BKSDA Maluku juga mengajak masyarakat untuk aktif berperan serta dalam melindungi biawak kuning dengan tidak menangkap atau memperjualbelikan satwa ini secara ilegal. Perbuatan tersebut dapat berdampak negatif pada populasi dan keseimbangan lingkungan.
Ancaman dan Sanksi Hukum
Perburuan liar dan perdagangan ilegal merupakan ancaman serius bagi kelestarian biawak kuning. Keunikan warna tubuhnya yang mencolok menjadi daya tarik tersendiri bagi para pemburu dan pedagang ilegal. Oleh karena itu, perlindungan hukum sangat penting untuk mencegah tindakan tersebut.

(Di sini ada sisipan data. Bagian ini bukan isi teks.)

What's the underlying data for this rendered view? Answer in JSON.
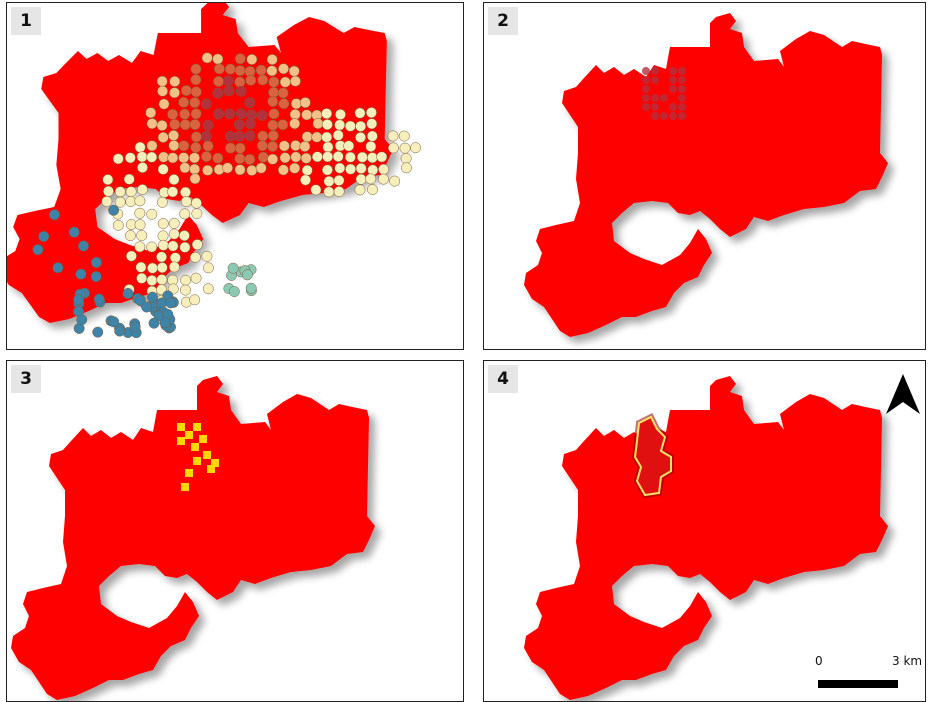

Berdasarkan Undang-Undang No. 5 Tahun 1990 tentang Konservasi Sumber Daya Alam Hayati dan Ekosistemnya, barang siapa yang sengaja menangkap, melukai, membunuh, menyimpan, memiliki, memelihara, mengangkut, dan memperniagakan satwa yang dilindungi, seperti biawak kuning, diancam dengan pidana penjara paling lama lima tahun dan denda paling banyak Rp100 juta (Pasal 40 ayat (2)).
Dengan adanya sanksi hukum yang tegas, diharapkan dapat memberikan efek jera bagi para pelaku perdagangan ilegal satwa liar. Hal ini penting untuk memastikan kelangsungan hidup biawak kuning dan spesies endemik lainnya di Indonesia.
Langkah-langkah konservasi yang dilakukan oleh BKSDA Maluku ini patut diapresiasi. Semoga upaya ini dapat memberikan dampak positif bagi kelestarian populasi biawak kuning dan menjaga keseimbangan ekosistem di Maluku Utara.